En línea a ello, Esmirna señala que la Iniciativa Regional debe mantener su posicionamiento como una plataforma positiva y exitosa de trabajo articulado para enfrentar la problemática de trabajo infantil y adolescente peligroso.

María Kathia agrega que es necesario incrementar la cooperación entre los países, reforzando la generación de conocimientos para el diseño de propuestas adecuadas al contexto.

Desde el grupo de empleadores, se postula también que el reto ahora es no retroceder, y seguir contribuyendo a apuntalar los esfuerzos de la agenda de educación y reducción de la informalidad en la región, para lograr la erradicación del trabajo infantil.

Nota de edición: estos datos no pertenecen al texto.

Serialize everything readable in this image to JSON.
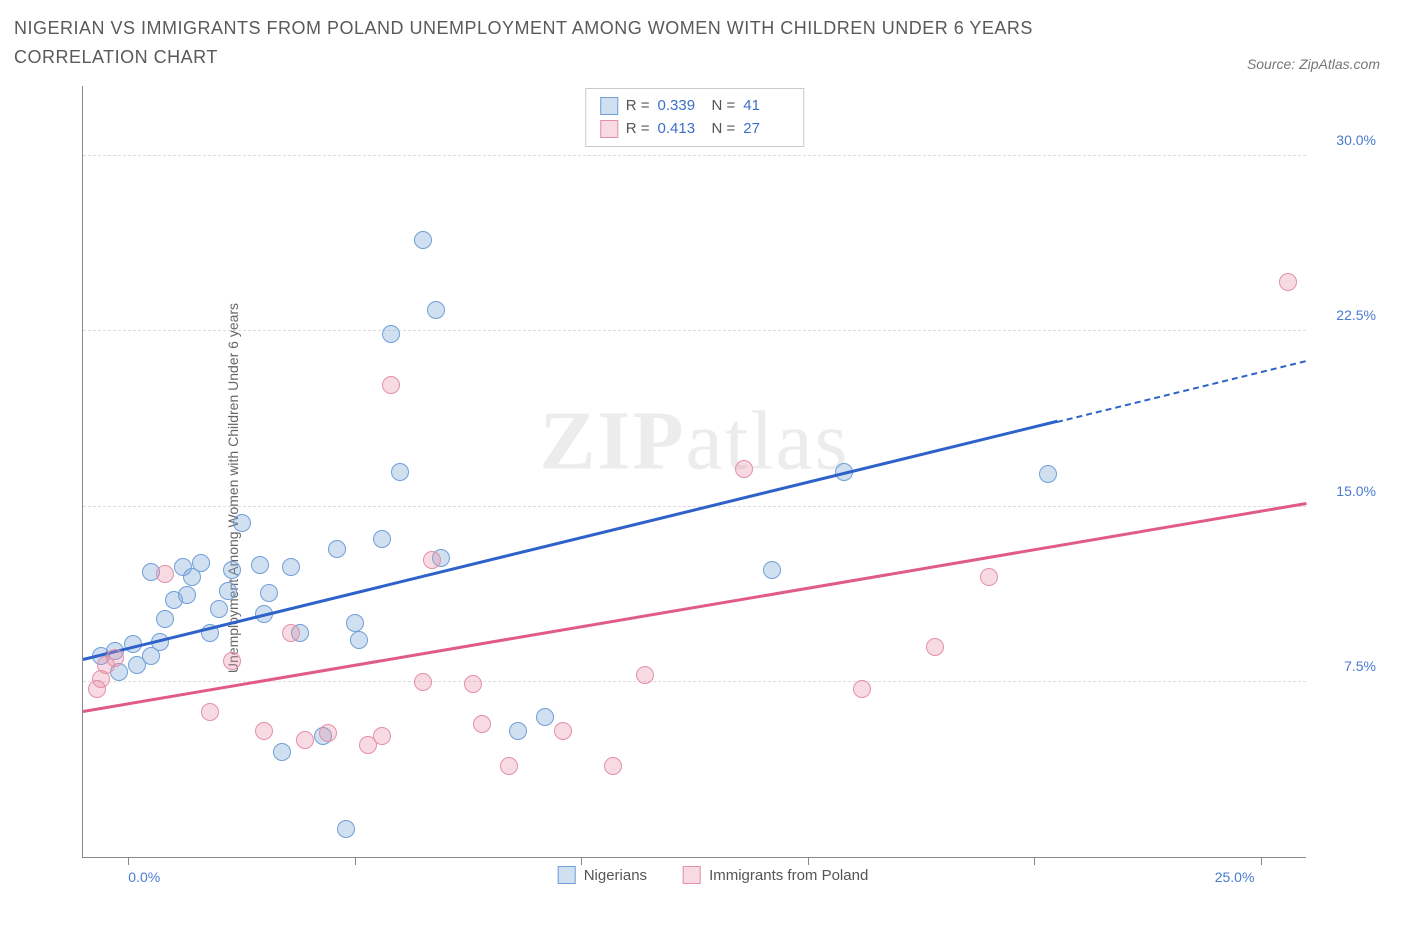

La Secretaría Técnica sostiene que la Iniciativa Regional es imprescindible en el contexto de la COVID-19 porque su capacidad le permite hacer frente y responder desde distintos enfoques a la meta 8.7 e incidir y apoyar en el avance de otras metas y objetivos nacionales y globales en el marco de la Agenda 2030. El enfoque integral de la Iniciativa Regional aborda la realidad del trabajo infantil desde diferentes temas priorizados a nivel regional, que son: agricultura, cadenas de valor, descentralización, educación, empleo juvenil, migración, poblaciones indígenas y afrodescendientes, y tecnologías de la información y comunicación.

Con miras al Año Internacional 2021, la Red de Puntos Focales realizará su 6ª Reunión Anual de manera virtual del 27 al 30 de octubre de 2020 para definir prioridades, redoblar compromisos y consensuar su plan de acción en materia de trabajo infantil en el contexto de la crisis asociada a la COVID-19 y la etapa de recuperación.